~ K D P ~

. . . . . . .

Challenges Facing Modern AI Language Models

image

Modern large AI language models, particularly o3 from OpenAI, are showing more errors compared to their predecessors. This is supported by multiple studies referenced by The New York Times.

Similar difficulties are found in models from other companies, such as Google and the Chinese startup DeepSeek. Despite the increase in their mathematical capabilities, the actual error rates in queries are only rising.

One of the most common issues with artificial intelligence is the phenomenon known as "hallucinations," where models fabricate information and facts without any sources. Amr Awaadalla, CEO of Vectara, notes that these hallucinations will persist regardless of developers' efforts.

An example of such hallucination occurred with the Cursor support bot, which falsely claimed that the tool could only be used on one computer, leading to numerous complaints and account deletions.
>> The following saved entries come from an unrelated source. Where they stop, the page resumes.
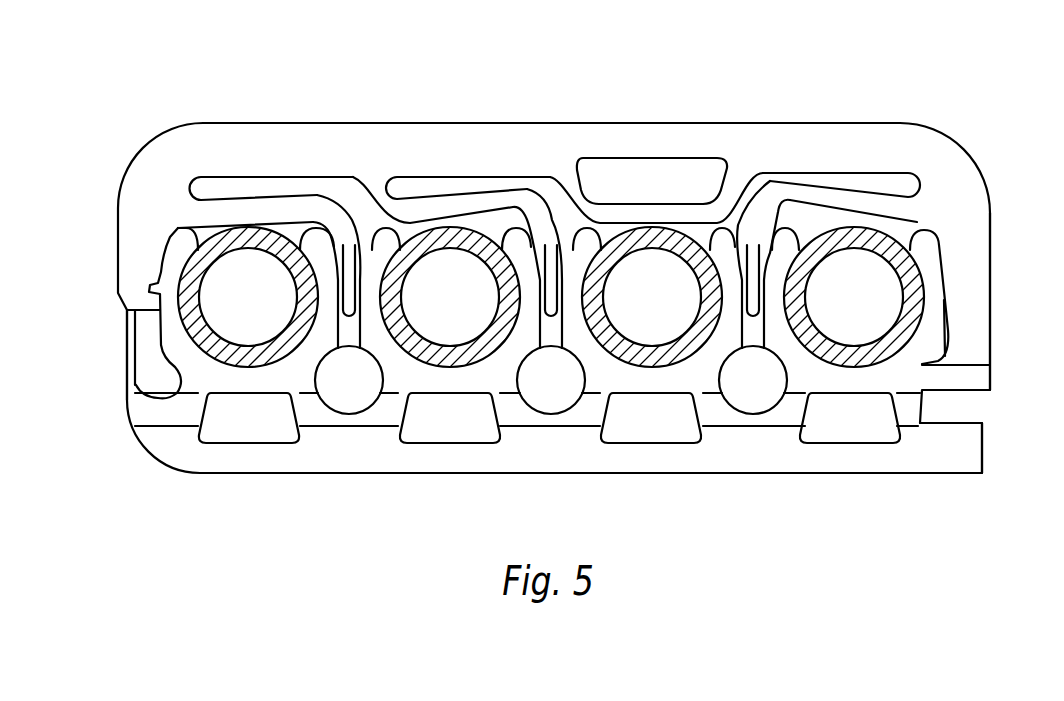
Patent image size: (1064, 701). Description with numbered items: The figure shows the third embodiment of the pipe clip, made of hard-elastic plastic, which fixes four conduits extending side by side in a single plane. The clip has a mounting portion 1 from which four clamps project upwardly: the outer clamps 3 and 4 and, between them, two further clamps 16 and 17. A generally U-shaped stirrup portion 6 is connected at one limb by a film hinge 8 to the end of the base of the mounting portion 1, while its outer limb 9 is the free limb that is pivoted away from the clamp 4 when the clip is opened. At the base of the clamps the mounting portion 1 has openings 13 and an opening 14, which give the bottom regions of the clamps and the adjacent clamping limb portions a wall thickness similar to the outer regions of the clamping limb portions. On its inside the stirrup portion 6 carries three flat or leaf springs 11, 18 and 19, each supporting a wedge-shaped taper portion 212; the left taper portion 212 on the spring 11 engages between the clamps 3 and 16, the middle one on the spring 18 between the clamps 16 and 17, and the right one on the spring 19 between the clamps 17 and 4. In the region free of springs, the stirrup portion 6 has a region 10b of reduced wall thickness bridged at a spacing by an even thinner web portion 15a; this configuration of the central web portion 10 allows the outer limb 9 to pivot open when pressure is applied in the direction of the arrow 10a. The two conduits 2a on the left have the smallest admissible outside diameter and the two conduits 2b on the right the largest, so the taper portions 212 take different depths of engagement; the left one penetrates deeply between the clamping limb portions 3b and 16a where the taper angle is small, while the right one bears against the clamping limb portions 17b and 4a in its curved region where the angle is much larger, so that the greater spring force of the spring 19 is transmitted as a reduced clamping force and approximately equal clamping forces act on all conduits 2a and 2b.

The mounting portion 1 is at (931, 476).
The conduits 2a is at (228, 243).
The conduits 2b is at (645, 243).
The clamp 3 is at (161, 323).
The clamping limb portion 3b is at (322, 295).
The clamp 4 is at (947, 325).
The clamping limb portion 4a is at (775, 308).
The stirrup portion 6 is at (742, 122).
The film hinge 8 is at (133, 358).
The outer limb 9 is at (972, 240).
The central web portion 10 is at (516, 137).
The arrow 10a is at (591, 124).
The region of reduced wall thickness 10b is at (656, 133).
The leaf spring 11 is at (257, 207).
The openings 13 is at (237, 437).
The opening 14 is at (333, 400).
The web portion 15a is at (645, 217).
The clamp 16 is at (367, 356).
The clamping limb portion 16a is at (372, 303).
The clamp 17 is at (729, 372).
The clamping limb portion 17b is at (733, 290).
The leaf spring 18 is at (452, 200).
The leaf spring 19 is at (847, 197).
The taper portions 212 is at (345, 245).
It later turned out that the company had made no such changes; the bot had made it up.

During separate testing of various models, the rate of hallucinations reached 79%. In internal testing, OpenAI's o3 model generated hallucinations in 33% of responses to questions about famous individuals, double that of o1. The new 04-mini model showed even worse results, making errors in 48% of cases.
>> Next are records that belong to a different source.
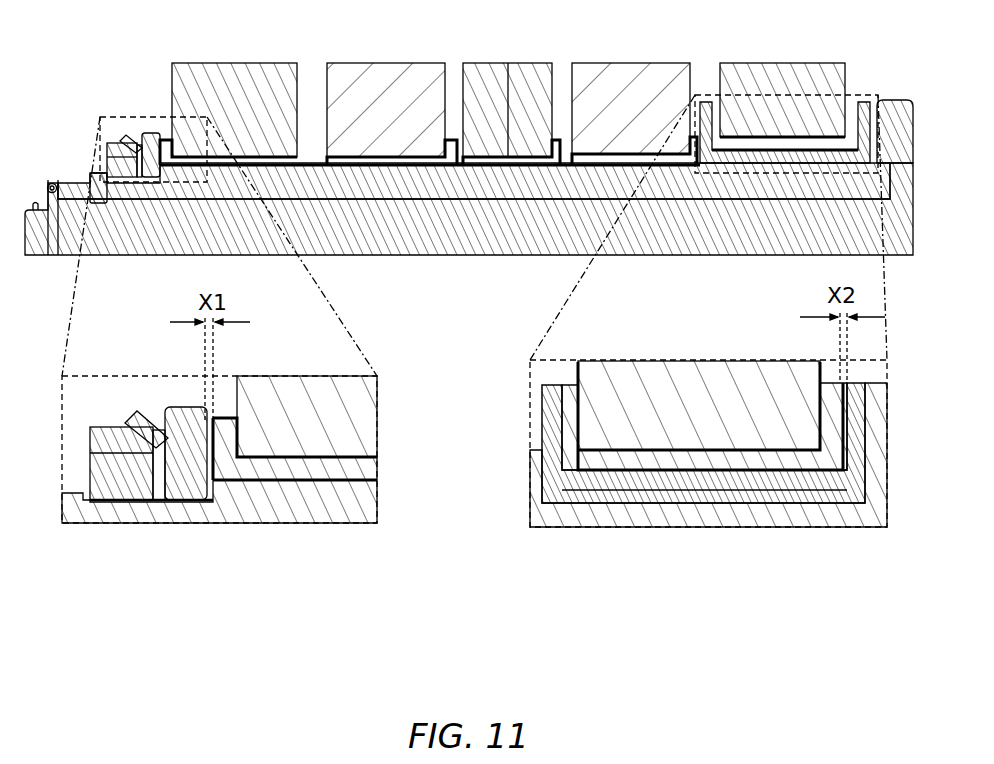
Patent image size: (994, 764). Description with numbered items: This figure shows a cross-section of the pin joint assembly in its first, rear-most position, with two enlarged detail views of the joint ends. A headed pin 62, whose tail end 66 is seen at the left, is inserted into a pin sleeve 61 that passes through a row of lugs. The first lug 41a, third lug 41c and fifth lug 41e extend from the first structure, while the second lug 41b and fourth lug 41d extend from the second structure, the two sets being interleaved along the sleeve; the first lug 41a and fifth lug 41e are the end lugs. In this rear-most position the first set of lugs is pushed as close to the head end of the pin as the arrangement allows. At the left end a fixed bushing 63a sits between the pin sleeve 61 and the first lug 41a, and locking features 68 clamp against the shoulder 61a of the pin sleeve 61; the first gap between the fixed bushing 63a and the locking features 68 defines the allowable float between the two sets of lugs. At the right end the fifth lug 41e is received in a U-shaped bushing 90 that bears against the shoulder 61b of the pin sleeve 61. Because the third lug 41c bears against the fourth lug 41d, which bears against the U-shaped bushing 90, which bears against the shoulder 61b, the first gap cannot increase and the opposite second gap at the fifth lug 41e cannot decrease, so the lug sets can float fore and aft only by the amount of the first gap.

The first lug 41a is at (245, 80).
The second lug 41b is at (395, 75).
The third lug 41c is at (513, 75).
The fourth lug 41d is at (628, 73).
The fifth lug 41e is at (788, 77).
The pin sleeve 61 is at (350, 183).
The shoulder of the pin sleeve 61a is at (196, 501).
The shoulder of the pin sleeve 61b is at (893, 107).
The headed pin 62 is at (422, 237).
The fixed bushing 63a is at (267, 467).
The tail end 66 is at (51, 184).
The locking features 68 is at (140, 143).
The U-shaped bushing 90 is at (567, 477).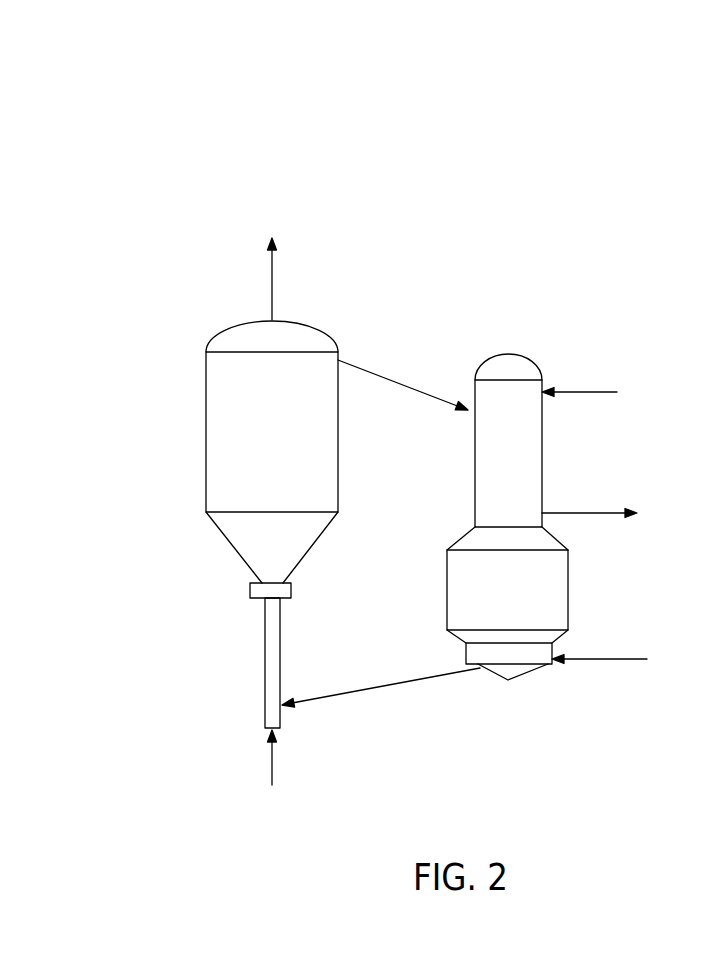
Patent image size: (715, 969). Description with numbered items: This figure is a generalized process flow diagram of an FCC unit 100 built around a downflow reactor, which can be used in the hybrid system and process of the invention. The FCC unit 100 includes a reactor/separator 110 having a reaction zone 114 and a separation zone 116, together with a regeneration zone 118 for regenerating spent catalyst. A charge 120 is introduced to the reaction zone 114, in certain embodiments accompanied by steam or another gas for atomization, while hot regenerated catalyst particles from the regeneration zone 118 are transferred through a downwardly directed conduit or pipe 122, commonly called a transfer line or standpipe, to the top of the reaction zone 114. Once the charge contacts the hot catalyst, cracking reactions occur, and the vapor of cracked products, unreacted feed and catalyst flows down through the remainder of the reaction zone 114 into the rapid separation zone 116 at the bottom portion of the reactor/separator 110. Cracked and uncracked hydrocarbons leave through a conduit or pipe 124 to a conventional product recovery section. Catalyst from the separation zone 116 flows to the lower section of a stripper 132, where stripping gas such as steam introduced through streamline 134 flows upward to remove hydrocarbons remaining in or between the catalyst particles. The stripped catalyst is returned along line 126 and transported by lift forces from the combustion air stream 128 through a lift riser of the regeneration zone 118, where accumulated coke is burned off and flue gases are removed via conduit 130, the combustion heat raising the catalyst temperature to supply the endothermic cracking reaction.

The FCC unit 100 is at (203, 168).
The reactor/separator 110 is at (636, 445).
The reaction zone 114 is at (528, 459).
The separation zone 116 is at (528, 608).
The regeneration zone 118 is at (290, 453).
The charge 120 is at (617, 392).
The conduit or pipe 122 is at (431, 396).
The conduit or pipe 124 is at (608, 513).
The return line 126 is at (372, 688).
The combustion air stream 128 is at (272, 770).
The conduit 130 is at (272, 262).
The stripper 132 is at (466, 656).
The streamline 134 is at (620, 659).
When responding to general questions, the hallucination rates for models o3 and o4-mini were even higher—51% and 79% respectively. In comparison, the older o1 model fabricated facts in 44% of cases. OpenAI acknowledges the need for further research to understand the causes of such errors.

Independent tests conducted by various companies and researchers indicate that hallucinations also occur in reasoning-enabled models from Google and DeepSeek. Vectara's research found that such models fabricate facts at least 3% of the time, with some instances reaching 27%. Despite companies' efforts to eliminate these mistakes, the rate of hallucinations has only decreased by 1-2% over the past year.